21 “Woman,” Jesus replied, “believe me, a time is coming when you will worship the Father neither on this mountain nor in Jerusalem. 22 You Samaritans worship what you do not know; we worship what we do know, for salvation is from the Jews. 23 Yet a time is coming and has now come when the true worshipers will worship the Father in the Spirit and in truth, for they are the kind of worshipers the Father seeks. 24 God is spirit, and his worshipers must worship in the Spirit and in truth.”

25 The woman said, “I know that Messiah” (called Christ) “is coming. When he comes, he will explain everything to us.” 26 Then Jesus declared, “I, the one speaking to you—I am he.”

39 Many of the Samaritans from that town believed in him because of the woman’s testimony, “He told me everything I ever did.” 40 So when the Samaritans came to him, they urged him to stay with them, and he stayed two days. 41 And because of his words many more became believers.

42 They said to the woman, “We no longer believe just because of what you said; now we have heard for ourselves, and we know that this man really is the Savior of the world.”

Guercino_-_Jesus_and_the_Samaritan_Woman_at_the_Well

Christ and the Woman of Samaria by Guercino (1640, Madrid)

The conversation between Christ and the woman of Samaria at the well is only recorded in the Gospel of Saint John.
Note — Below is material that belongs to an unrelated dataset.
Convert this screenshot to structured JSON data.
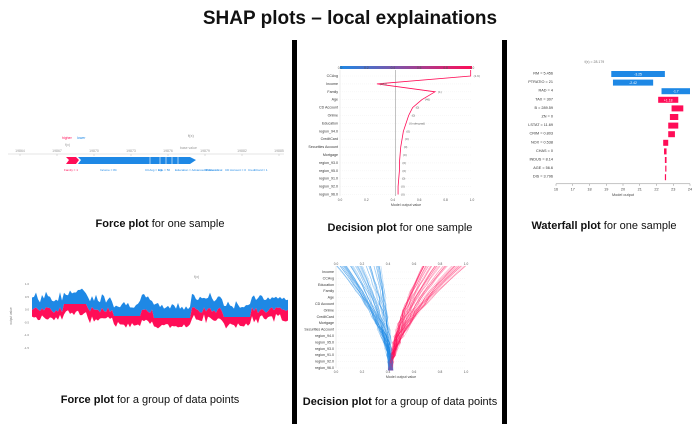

Christ, travelling to Galilee, reached the Samarian city of Sychar. While the disciples went ahead into the city to buy food, Christ sat down to rest by a fountain. A woman approached the well to draw water and Christ requested water to drink. Surprised, the woman questioned why a Jew was asking her for water, given that Samaritans and Jews had no dealings with each other. The woman, who had had five husbands and lived with a man (as Christ knew), began a conversation with Jesus about “living water.” Guercino’s (Giovanni Francesco Barbieri) painting depicts a moment in the conversation between Christ and the Samaritan woman. The story of Jesus and the woman from Samaria is one of the most popular paintings made for individuals in their homes in the 16th and 17th centuries.

Martin Luther makes reference to this story in his Commentary on Galatians.

“So then, have we nothing to do to obtain righteousness? No, nothing at all! For this righteousness comes by doing nothing, hearing nothing, knowing nothing, but rather in knowing and believing this only – that Christ has gone to the right hand of the Father, not to become our judge, but to become for us our wisdom, our righteousness, our holiness, our salvation!

Now God sees no sin in us. For in this heavenly righteousness, sin has no place. So now we may certainly think. “Although I still sin, I don’t despair, because Christ lives – who is both my righteousness and my eternal life.” In that righteousness I have no sin, no fear, no guilty conscience, no fear of death. I am indeed a sinner in this life of mine, and in my own righteousness, but I have another life, another righteousness above this life, which is in Christ, the Son of God, who knows no sin or death, but is eternal righteousness and eternal life. For if the truth of being justified by Christ alone (not by works) is lost, then all Christian truths are lost. On this truth the church is built and has its being.”

Many theologians use this story to explain baptism, inclusion, cultural assimilation, and the conversion of Gentiles to faith in Jesus Christ. My observation for your reflection is that Jesus knew everything about this woman’s personal life. For me, it is a comfort and even a blessing to know that Jesus Christ is a personal Savior who knows, understands, accepts, and forgives all of my imperfections, mistakes, and failures. He also knows my heart and silent thoughts, my greatest fears, and my aches and pain. As Martin Luther explicitly proclaimed above, “but I have another life, another righteousness above this life, which is in Christ, the Son of God, who knows no sin or death, but is eternal righteousness and eternal life.”

Please continue this conversation with another person.